Now to the part I really don’t want to discuss. Lucas isn’t doing so good. He is in the hospital awaiting a very complicated surgery tomorrow that the doctors have never attempted on anyone else before and it is unknown what will happen during or after surgery. I’ve taken the following information directly from his Caring Bridge site because I could never begin to explain the things Teresa can so eloquently state:

The future –  on monday he will undergo and very extensive and intricate cervical spine fusion surgery lasting up to 10 hours.
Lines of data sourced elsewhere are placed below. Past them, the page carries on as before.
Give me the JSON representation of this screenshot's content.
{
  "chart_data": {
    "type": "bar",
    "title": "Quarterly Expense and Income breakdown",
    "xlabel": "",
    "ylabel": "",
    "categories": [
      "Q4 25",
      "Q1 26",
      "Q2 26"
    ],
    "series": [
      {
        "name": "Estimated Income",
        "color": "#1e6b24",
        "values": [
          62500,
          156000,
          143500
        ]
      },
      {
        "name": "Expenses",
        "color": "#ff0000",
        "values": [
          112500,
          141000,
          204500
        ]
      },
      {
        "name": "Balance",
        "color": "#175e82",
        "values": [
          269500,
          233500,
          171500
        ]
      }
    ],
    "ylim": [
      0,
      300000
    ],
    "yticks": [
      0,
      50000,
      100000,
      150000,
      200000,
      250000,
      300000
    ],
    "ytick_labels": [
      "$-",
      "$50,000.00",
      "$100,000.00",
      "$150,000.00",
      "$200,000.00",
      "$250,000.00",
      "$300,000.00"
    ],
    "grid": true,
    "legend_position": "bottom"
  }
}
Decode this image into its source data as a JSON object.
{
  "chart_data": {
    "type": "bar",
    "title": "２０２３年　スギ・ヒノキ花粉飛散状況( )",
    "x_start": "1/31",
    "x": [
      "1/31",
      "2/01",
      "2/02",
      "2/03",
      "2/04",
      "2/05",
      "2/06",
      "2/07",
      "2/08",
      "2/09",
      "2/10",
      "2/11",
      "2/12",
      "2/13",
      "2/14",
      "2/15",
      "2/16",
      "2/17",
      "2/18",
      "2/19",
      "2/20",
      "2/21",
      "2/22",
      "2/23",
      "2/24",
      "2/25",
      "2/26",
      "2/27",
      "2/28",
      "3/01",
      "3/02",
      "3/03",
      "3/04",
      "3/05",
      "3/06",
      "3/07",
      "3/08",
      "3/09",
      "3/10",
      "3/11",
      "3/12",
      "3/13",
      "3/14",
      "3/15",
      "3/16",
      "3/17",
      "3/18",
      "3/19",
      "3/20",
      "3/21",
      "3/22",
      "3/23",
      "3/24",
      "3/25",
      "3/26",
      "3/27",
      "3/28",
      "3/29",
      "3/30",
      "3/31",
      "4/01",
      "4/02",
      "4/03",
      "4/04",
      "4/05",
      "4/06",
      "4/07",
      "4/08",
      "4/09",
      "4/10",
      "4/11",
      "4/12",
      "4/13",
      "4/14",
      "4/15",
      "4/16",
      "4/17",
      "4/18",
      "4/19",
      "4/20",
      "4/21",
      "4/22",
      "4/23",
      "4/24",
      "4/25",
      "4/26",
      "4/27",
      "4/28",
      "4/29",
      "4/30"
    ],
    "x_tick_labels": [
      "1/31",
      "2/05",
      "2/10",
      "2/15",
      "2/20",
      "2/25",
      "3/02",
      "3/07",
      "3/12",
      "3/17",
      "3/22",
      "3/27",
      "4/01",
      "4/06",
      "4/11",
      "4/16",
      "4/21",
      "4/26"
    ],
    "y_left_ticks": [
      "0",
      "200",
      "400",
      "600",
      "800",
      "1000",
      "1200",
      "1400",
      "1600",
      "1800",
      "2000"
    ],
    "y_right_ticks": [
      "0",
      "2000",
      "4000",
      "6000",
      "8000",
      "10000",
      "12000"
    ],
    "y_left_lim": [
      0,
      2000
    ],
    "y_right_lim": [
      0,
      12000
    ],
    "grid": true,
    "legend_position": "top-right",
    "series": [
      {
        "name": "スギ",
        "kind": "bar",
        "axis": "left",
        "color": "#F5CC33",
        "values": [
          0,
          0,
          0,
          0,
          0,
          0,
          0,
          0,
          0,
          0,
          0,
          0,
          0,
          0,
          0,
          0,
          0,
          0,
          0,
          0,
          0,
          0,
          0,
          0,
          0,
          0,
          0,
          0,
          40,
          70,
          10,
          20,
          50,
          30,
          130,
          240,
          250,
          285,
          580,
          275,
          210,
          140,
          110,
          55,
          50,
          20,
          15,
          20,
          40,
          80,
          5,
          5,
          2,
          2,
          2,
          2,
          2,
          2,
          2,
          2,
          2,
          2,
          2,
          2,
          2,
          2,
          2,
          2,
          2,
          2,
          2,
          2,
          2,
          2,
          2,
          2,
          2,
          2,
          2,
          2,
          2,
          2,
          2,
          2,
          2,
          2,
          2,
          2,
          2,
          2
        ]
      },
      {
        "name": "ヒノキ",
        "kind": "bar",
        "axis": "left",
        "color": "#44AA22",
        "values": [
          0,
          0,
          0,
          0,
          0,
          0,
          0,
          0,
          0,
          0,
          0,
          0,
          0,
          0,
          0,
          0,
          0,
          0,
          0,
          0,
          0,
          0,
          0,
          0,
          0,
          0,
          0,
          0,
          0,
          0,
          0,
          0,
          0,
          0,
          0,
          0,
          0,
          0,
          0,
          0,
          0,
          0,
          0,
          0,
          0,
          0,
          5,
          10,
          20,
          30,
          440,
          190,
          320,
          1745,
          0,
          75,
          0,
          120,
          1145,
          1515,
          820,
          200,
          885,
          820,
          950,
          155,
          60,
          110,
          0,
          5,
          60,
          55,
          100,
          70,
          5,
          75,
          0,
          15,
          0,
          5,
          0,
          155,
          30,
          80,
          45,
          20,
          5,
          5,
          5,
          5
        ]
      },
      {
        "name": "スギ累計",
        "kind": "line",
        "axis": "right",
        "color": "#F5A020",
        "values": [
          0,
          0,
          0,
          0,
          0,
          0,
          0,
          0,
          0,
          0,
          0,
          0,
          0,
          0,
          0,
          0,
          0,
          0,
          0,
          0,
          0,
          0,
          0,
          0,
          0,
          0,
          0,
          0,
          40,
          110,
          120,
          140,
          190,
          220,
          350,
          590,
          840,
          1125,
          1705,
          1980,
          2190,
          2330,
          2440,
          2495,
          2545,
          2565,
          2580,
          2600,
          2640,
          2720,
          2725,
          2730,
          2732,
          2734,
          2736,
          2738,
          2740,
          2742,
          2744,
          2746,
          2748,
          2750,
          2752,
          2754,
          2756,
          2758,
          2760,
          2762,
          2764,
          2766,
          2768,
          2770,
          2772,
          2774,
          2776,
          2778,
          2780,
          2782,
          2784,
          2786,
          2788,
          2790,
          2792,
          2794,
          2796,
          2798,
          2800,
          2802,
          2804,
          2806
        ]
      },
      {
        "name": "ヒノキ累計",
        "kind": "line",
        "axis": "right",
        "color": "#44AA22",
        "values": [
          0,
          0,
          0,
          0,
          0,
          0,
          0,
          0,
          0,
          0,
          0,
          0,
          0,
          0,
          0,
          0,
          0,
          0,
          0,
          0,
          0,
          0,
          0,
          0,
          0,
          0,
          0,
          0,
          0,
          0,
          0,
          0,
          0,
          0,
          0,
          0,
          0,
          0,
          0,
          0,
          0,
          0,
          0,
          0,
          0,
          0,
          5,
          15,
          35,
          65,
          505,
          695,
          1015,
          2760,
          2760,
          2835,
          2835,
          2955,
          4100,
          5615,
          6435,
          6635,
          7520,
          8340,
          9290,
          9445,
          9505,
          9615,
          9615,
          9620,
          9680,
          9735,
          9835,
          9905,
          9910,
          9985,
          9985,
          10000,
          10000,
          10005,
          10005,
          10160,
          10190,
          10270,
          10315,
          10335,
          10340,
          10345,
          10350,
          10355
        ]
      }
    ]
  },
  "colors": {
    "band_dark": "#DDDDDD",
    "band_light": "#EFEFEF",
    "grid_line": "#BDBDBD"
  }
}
His rib will be harvested for proper bone fusion, he will enter the world Christopher Reeves, minus the vent, with some crazy headgear called a halo where barbaric nuts and bolts are screwed in his skull. We hope that with Lucas’s history of weakened bones, it holds.    After the surgery, he may regain what he lost but it’s doubtful. The main purpose of the surgery is to prevent further damage, mainly keep him alive. If his cord gets damaged further, he’ll stop breathing and end up on a vent or worse.

It is the best of the worst options.  I try to stick with the old tried and trued saying that everything happens for a reason but I’m not sure I’m on board with paralysis in a kid who is already in a wheelchair due to  other undiagnosed developmental delay.  I guess the good news that we are already well eqipped to handle this.  It would be much different but equally devastating if Lucas were a normal healthy 7 year old.

Did I mention that Lucas also has what appears to have a tumor in his brain?  We’ll figure out the status-quo of that issue at a later time.  Right now it’s on the back burner with his hip dislocation.

Gillette, now part of my medical heart, has built-in compassion and caring that can only be replicated by other specialized childrens facilities.  Their kindness has kept me from jumping over the edge of insanity.  I’m still teetering though.  When I asked the pediactric neurosurgeon how many surgeries like this he has performed.  He smiled nervously and said “none.”  Trust is imperative.

So now I’m going to be selfish! I’m not ready by any means to take Lucas’s last images. He needs to make it through this surgery just as he has many others. He needs to open his eyes and smile when he hears his name or when someone says “Ouch!” If he is in the halo, it will just be part of his Super Hero costume and it will be decorated appropriately.